You'll find several of your viewpoints discussed here:
https://yourveganfallacyis.com/en
Want to learn more? (pun intended)
Movies:
- I'd recommend Dominion movie again, but you won't probably see it, and even if you do, i don't think the suffering of animals/horrors of the meat production will be enough to change your opinions, so I'll talk about it from different angle.
- Cowspiracy
- Seaspiracy
https://www.youtube.com/watch?v=E7JE8j5Ncmw - This man makes you think
https://www.youtube.com/watch?v=UcN7SGGoCNI - Dairy is scary
Health:
https://www.youtube.com/watch?v=7rNY7xKyGCQ - Dr. Michael Greger | How Not To Die
https://www.youtube.com/watch?v=BnHYHjchn6w - Foods for Protecting the Body & Mind: Dr. Neal Barnard
https://vimeo.com/ondemand/whatthehealth - What the Health! (2017)
Impacts on biodiversity / climate change:
https://en.wikipedia.org/wiki/Environmental_impact_of_meat_p...
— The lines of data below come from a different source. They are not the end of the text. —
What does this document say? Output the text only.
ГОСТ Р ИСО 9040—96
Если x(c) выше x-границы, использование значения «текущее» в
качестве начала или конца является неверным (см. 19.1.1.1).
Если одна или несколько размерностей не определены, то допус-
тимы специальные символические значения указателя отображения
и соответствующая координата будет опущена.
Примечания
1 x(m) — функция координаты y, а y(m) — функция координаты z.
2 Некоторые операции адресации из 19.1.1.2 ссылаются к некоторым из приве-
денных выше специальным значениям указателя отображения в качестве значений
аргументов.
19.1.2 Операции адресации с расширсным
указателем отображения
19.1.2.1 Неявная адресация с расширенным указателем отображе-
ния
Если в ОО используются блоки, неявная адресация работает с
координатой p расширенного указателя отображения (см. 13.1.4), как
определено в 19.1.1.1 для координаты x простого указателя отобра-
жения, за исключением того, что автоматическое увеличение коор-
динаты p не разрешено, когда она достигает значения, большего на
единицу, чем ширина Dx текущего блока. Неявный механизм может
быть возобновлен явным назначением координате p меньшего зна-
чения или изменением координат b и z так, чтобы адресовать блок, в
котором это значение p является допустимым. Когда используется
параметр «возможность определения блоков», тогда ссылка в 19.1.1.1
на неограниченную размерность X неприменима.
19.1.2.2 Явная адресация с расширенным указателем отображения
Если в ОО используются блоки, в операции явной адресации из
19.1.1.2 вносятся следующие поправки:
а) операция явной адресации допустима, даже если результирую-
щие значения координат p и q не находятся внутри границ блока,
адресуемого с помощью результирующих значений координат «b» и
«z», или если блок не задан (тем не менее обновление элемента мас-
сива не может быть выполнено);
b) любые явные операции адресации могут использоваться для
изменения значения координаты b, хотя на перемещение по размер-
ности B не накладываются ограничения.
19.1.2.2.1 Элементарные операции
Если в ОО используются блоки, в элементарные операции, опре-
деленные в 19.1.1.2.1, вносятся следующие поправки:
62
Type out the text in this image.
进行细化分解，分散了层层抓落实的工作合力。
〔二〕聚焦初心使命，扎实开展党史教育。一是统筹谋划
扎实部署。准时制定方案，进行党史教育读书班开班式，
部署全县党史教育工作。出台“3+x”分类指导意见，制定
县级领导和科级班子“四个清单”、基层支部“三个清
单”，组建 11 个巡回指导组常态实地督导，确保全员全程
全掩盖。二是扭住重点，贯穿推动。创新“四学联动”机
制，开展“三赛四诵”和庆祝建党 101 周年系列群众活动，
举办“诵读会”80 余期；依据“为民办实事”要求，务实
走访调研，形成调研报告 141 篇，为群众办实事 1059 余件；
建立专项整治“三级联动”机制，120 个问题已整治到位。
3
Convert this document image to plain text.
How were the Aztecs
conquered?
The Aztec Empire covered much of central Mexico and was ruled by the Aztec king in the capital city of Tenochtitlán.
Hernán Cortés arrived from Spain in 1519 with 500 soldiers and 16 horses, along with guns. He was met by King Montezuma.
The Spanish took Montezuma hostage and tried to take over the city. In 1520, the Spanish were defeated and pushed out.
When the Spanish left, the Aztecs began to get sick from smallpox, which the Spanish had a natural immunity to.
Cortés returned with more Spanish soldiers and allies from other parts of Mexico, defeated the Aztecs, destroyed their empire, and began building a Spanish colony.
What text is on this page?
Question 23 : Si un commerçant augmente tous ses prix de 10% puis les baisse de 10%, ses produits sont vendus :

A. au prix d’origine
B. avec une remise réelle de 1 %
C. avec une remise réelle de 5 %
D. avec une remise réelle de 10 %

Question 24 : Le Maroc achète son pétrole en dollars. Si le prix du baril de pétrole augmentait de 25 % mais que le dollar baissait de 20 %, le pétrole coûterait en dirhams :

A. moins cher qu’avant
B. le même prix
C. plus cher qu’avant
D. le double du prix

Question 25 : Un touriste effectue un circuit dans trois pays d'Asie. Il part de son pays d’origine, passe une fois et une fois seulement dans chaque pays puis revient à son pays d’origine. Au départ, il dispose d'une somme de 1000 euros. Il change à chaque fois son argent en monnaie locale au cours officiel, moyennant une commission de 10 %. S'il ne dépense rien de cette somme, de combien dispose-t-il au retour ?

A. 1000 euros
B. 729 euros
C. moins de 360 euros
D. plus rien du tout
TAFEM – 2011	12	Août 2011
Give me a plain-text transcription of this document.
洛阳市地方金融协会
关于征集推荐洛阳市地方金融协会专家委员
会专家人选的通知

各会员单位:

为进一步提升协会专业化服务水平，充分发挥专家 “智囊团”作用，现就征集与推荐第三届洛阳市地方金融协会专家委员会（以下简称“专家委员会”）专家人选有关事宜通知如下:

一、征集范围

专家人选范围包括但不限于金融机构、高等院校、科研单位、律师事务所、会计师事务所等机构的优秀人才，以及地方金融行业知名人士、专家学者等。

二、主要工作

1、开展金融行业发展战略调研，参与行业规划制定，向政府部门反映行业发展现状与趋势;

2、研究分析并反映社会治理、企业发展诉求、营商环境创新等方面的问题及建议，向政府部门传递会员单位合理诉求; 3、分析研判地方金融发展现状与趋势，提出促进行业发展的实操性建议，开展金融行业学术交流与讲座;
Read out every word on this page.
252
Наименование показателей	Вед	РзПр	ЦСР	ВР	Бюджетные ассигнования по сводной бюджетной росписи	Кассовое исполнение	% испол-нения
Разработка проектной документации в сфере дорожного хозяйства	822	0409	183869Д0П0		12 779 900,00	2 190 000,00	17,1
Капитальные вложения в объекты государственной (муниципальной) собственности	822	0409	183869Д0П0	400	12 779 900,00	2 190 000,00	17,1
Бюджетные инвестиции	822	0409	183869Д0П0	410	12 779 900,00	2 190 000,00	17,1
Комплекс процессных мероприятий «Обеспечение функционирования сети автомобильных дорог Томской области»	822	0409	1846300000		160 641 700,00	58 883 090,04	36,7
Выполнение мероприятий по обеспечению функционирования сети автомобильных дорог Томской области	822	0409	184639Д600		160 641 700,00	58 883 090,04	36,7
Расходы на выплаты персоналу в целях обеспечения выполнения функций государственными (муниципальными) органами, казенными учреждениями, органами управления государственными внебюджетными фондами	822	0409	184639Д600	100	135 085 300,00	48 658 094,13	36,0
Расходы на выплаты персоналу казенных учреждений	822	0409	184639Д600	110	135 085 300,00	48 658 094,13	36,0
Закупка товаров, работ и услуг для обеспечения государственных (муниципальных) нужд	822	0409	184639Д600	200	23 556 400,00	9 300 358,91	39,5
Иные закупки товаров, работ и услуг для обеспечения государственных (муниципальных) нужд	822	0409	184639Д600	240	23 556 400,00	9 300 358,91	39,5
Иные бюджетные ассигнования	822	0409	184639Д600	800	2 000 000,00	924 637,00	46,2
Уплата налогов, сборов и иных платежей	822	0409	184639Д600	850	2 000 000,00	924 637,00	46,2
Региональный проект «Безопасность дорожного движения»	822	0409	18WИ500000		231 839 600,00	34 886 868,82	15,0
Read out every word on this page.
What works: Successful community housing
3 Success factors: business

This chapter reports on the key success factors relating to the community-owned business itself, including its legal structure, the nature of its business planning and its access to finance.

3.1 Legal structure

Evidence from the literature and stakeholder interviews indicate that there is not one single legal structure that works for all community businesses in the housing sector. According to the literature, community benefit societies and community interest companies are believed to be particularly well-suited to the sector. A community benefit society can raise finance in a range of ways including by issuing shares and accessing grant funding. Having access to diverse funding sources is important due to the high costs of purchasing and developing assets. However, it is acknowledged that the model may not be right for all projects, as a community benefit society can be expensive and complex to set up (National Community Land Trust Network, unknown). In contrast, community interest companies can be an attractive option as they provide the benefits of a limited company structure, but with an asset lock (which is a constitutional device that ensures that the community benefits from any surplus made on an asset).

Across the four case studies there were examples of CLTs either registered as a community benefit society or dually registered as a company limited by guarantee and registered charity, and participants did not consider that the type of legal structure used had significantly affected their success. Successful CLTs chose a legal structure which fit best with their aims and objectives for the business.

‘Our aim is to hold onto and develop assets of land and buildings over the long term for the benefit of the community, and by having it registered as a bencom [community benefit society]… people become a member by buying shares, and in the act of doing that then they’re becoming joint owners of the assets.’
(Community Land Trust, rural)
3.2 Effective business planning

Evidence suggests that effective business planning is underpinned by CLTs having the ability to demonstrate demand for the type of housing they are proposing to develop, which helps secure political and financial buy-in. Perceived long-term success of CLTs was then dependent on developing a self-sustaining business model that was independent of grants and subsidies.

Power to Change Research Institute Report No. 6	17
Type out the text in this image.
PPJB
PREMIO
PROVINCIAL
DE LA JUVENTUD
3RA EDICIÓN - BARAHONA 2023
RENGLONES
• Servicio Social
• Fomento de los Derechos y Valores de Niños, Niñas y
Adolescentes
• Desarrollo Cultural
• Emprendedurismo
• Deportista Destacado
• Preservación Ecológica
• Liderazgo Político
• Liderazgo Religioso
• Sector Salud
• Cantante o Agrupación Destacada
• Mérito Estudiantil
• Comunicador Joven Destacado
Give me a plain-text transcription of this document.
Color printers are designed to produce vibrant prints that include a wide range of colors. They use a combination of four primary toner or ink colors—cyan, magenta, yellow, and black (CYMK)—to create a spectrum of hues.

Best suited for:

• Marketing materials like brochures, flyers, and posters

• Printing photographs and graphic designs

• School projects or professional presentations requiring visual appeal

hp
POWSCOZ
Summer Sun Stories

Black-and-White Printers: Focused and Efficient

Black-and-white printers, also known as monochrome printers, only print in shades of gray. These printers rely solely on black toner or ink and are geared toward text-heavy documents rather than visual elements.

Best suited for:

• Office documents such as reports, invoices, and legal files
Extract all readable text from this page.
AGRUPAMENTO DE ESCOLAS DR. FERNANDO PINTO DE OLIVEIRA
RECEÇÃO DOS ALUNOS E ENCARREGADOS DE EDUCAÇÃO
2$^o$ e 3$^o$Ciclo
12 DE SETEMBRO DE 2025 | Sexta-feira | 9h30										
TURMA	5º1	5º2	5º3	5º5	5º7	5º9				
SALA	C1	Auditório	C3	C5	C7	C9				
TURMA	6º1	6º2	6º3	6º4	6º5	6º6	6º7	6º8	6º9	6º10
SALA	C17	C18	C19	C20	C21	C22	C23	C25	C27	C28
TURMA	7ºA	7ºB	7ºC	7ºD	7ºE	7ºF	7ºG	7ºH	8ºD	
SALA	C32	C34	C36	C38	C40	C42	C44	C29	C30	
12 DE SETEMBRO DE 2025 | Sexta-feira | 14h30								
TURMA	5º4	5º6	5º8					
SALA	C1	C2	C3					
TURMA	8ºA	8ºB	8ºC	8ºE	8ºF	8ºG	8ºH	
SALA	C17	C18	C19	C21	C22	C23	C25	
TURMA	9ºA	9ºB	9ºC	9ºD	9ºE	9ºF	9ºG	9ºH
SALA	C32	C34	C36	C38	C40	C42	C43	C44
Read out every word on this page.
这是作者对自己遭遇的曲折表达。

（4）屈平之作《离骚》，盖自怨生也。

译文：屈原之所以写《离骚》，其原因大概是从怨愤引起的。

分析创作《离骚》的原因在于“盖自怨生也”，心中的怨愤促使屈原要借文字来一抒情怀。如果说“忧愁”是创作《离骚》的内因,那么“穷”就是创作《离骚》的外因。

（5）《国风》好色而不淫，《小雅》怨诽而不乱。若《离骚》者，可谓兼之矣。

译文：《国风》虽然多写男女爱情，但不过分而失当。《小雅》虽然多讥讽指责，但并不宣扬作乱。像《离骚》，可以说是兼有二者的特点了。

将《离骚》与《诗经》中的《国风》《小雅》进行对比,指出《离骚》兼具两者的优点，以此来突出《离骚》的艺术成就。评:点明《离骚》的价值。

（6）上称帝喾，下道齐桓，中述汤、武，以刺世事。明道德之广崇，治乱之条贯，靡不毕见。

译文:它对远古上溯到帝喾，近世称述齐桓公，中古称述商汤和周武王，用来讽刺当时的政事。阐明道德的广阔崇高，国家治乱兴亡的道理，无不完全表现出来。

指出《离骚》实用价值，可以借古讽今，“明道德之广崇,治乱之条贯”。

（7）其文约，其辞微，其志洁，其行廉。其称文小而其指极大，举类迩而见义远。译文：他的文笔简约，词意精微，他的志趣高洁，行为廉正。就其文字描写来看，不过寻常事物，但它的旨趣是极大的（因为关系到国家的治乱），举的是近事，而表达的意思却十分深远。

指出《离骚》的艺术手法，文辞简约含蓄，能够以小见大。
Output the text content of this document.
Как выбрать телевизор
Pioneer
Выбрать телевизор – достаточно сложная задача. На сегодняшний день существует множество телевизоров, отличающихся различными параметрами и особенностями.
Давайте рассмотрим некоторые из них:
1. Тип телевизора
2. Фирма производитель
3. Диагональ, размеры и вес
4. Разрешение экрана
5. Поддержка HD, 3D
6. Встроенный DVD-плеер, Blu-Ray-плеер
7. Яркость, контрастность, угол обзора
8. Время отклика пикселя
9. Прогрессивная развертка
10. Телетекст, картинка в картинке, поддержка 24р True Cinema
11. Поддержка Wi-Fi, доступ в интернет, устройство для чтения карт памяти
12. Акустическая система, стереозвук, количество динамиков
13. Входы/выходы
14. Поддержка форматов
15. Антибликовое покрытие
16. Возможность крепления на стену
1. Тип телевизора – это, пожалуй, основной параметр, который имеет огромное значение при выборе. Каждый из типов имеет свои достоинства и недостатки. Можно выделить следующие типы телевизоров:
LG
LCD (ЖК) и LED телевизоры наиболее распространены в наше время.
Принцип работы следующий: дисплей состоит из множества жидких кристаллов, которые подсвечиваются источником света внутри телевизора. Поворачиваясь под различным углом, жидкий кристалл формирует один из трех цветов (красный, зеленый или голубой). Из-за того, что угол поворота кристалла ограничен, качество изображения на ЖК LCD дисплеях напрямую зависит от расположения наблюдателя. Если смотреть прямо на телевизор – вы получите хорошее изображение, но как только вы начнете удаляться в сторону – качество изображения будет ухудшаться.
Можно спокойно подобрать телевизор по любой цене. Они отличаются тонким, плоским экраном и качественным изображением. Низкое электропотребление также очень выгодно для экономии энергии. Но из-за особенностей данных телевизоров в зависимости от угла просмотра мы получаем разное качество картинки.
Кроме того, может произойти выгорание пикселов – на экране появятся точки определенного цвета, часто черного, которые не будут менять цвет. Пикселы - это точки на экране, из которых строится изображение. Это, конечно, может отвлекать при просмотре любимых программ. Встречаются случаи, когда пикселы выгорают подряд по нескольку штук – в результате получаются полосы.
https://www.theguardian.com/environment/2018/may/31/avoiding...
https://www.theguardian.com/environment/2022/jun/30/us-food-...
https://www.salon.com/2022/11/11/the-meat-industry-is-borrow...
OK, I'll react to few of your points.
> "never personally eat meat strikes me as a bit of a neurotic, narcissistic response"
So avoiding killing is a neurotic, narcissistic response? Like, really?
> "to avoid ice cream to spare dairy cows who are clearly, if you meet them, quite happy with their jobs"
Are you sure? I've met a lot of them, when i was a child. You know that cows giving milk are mothers, forcefully impregnated/raped every year, with their calf taken from them on the day it's born? They loudly grieve for days/weeks, sometimes hiding the calf from the farmer only to be taken away from them days later? Do you know that producing milk on industrial scale shortens lifespan of cows to cca 1/3 (5-6 years instead of 20+), only to leave the cow exhausted/crippled and killed (changed into burgers) in the end?
Why we drink cow milk? Why not rat milk, giraffe milk, dog milk, human milk ... why it has to be cow milk? Why are cca 50-70% of people milk intolerant? Do you know about pus in the milk? About linked diseases like parkinsons and other autoimmune diseases linked to milk? That cow eating grass near industrial factory will eat more pollutants in a day than somebody living near breathing air for 14 years? About bioaccumulation of toxins in the milk/meat? About all proteins/b12 coming from plants/bacteria, not from the animals?
> And your next point - war.
You're clearly an american. Your country is the only country in the world being involved in wars constantly for 250+ years, achieving so little for so high a price. Your viewpoints mirror the indocrination you've received. It does not reflect reality either.
https://en.wikipedia.org/wiki/Perpetual_war
https://en.wikipedia.org/wiki/List_of_armed_conflicts_involv...
I could go on and on, have to go, leaving you to it, sorry.